Quanto a quest’ultima, costituita con decreto del Presidente del consiglio dei ministri, alla quale sono state assegnate delicate funzioni di garanzia del procedimento di conferimento e di revoca degli incarichi dirigenziali, si osserva come – ed, in tal senso, si è espresso il Consiglio di Stato nel parere del 14.10.2016, trasmesso al Governo sullo schema di decreto legislativo riguardante la dirigenza pubblica- alcuni dei suoi componenti potrebbero non essere del tutto indipendenti dagli organi politici.

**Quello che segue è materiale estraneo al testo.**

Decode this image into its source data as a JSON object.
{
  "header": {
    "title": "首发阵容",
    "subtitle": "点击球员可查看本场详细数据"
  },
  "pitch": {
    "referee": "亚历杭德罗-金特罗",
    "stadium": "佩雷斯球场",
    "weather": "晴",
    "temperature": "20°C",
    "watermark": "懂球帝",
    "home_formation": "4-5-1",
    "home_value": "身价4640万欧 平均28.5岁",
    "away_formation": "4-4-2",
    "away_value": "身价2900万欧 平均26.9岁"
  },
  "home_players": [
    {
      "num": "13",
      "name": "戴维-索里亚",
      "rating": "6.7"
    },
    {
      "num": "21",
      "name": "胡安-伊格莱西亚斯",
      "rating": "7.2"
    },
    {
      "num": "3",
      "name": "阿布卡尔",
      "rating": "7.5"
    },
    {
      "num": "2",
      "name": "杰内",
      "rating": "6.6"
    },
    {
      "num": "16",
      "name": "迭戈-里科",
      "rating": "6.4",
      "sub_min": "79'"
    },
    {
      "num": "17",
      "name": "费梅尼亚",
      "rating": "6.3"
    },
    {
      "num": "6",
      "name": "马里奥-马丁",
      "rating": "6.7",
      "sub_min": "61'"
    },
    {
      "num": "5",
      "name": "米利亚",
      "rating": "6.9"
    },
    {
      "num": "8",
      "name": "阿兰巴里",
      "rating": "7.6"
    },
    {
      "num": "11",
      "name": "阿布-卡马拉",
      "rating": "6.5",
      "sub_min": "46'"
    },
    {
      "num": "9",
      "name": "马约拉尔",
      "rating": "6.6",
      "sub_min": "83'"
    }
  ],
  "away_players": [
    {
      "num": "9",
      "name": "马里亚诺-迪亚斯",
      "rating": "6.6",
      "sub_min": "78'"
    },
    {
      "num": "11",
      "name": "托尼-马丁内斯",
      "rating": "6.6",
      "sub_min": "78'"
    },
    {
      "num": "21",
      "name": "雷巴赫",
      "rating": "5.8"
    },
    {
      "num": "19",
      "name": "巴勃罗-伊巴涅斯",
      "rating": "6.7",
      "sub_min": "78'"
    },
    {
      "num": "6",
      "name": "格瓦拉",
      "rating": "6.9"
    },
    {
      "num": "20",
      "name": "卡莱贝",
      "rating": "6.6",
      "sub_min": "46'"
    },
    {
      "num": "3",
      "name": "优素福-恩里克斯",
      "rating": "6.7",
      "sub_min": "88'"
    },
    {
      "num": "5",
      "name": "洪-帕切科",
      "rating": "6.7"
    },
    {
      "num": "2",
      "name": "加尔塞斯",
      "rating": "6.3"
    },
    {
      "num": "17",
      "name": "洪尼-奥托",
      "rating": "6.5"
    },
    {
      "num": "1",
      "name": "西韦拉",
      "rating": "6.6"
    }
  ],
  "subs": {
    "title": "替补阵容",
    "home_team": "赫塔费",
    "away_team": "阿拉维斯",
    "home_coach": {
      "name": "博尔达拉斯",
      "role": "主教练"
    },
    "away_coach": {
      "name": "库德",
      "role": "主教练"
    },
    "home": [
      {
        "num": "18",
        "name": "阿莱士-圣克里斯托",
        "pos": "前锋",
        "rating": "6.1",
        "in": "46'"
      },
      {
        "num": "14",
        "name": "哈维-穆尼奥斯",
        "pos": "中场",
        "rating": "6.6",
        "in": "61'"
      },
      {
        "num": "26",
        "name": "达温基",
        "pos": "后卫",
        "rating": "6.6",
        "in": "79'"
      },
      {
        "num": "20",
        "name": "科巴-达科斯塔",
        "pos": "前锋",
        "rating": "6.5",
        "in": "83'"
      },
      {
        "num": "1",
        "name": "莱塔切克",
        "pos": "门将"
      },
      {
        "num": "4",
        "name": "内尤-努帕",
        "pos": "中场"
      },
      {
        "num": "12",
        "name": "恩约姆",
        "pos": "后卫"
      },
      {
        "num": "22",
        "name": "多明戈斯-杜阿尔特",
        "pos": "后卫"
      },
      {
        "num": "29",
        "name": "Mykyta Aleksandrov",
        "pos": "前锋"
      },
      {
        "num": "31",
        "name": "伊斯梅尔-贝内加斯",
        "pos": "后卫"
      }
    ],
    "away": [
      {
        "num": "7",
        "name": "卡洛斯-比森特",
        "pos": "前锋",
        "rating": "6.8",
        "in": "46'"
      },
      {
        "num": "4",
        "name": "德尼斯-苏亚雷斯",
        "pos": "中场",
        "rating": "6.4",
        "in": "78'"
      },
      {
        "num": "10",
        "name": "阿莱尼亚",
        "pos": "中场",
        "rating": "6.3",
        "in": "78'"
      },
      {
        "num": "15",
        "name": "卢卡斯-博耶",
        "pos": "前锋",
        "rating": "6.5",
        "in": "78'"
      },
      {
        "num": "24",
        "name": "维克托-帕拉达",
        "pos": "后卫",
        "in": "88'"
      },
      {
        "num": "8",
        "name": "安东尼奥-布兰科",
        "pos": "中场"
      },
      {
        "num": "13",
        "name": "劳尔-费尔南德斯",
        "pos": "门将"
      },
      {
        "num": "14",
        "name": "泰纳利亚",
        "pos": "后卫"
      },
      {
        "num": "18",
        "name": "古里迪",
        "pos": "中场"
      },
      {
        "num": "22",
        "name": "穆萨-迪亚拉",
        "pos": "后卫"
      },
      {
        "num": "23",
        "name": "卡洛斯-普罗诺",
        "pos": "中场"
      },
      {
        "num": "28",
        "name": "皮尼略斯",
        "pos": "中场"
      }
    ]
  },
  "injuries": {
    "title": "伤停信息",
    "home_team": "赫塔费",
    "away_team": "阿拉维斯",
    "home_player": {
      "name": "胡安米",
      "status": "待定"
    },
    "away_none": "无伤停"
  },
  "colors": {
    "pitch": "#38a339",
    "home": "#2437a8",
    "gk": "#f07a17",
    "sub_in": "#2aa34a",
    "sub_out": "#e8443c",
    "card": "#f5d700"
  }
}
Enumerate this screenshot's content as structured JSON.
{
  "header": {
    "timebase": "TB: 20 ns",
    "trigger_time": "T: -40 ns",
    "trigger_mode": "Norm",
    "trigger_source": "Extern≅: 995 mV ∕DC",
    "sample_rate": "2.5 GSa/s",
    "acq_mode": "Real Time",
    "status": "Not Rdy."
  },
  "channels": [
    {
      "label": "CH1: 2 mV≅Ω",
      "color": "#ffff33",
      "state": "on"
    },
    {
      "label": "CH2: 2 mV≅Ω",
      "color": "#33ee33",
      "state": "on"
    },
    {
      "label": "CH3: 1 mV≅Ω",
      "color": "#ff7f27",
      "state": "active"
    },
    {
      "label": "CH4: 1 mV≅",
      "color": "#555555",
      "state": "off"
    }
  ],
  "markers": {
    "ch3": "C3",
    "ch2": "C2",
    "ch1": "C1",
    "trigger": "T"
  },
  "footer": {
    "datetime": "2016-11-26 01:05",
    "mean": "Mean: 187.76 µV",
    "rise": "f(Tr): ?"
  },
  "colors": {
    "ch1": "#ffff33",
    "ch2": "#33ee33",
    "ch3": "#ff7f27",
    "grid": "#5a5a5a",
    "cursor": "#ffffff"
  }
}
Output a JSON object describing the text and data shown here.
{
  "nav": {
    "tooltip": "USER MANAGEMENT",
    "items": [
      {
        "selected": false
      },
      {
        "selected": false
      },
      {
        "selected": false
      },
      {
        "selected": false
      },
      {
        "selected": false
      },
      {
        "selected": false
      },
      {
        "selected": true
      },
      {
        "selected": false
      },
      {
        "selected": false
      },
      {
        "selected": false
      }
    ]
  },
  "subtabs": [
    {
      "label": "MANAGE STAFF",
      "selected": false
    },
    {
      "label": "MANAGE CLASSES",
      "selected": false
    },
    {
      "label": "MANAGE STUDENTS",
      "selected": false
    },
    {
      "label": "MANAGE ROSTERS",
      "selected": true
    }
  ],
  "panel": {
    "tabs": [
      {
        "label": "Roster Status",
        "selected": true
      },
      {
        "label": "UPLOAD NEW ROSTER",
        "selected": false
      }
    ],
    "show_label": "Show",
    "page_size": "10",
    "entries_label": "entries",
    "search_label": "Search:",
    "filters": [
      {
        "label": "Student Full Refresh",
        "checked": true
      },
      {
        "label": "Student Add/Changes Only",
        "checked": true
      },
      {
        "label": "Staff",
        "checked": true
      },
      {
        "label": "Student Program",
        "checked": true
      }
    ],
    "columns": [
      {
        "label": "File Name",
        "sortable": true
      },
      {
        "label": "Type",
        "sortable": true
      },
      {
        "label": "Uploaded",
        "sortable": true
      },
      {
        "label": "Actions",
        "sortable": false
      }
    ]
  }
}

Ne deriverebbe, quindi, ad opinione di chi scrive, la precarietà e la non totale indipendenza del Dirigente sul quale penderebbe la spada di Damocle del trasferimento per mobilità.

A giudizio di chi scrive, pertanto, nel Decreto legislativo vi è una grave mancanza: l’assenza della previsione di un ruolo intermedio tra impiegati e Dirigenti, con la conseguente possibilità che le funzioni dirigenziali siano assunte dai “non dirigenti”. Tale sistema viola i descritti inderogabili principi costituzionali, a scapito del buon andamento e dell’efficienza dell’agere amministrativo per cui sarebbe auspicabile introdurre un’area quadri, analogamente a quanto è previsto per il rapporto di lavoro privato.
In conclusione, la Riforma trasforma i dirigenti in “precari” (alla mercè della Pa, a scapito del cittadino e dell’efficienza della Pa) e i poteri della Pa in arbitrio. Come tale, essa pone dubbi di legittimità costituzionale.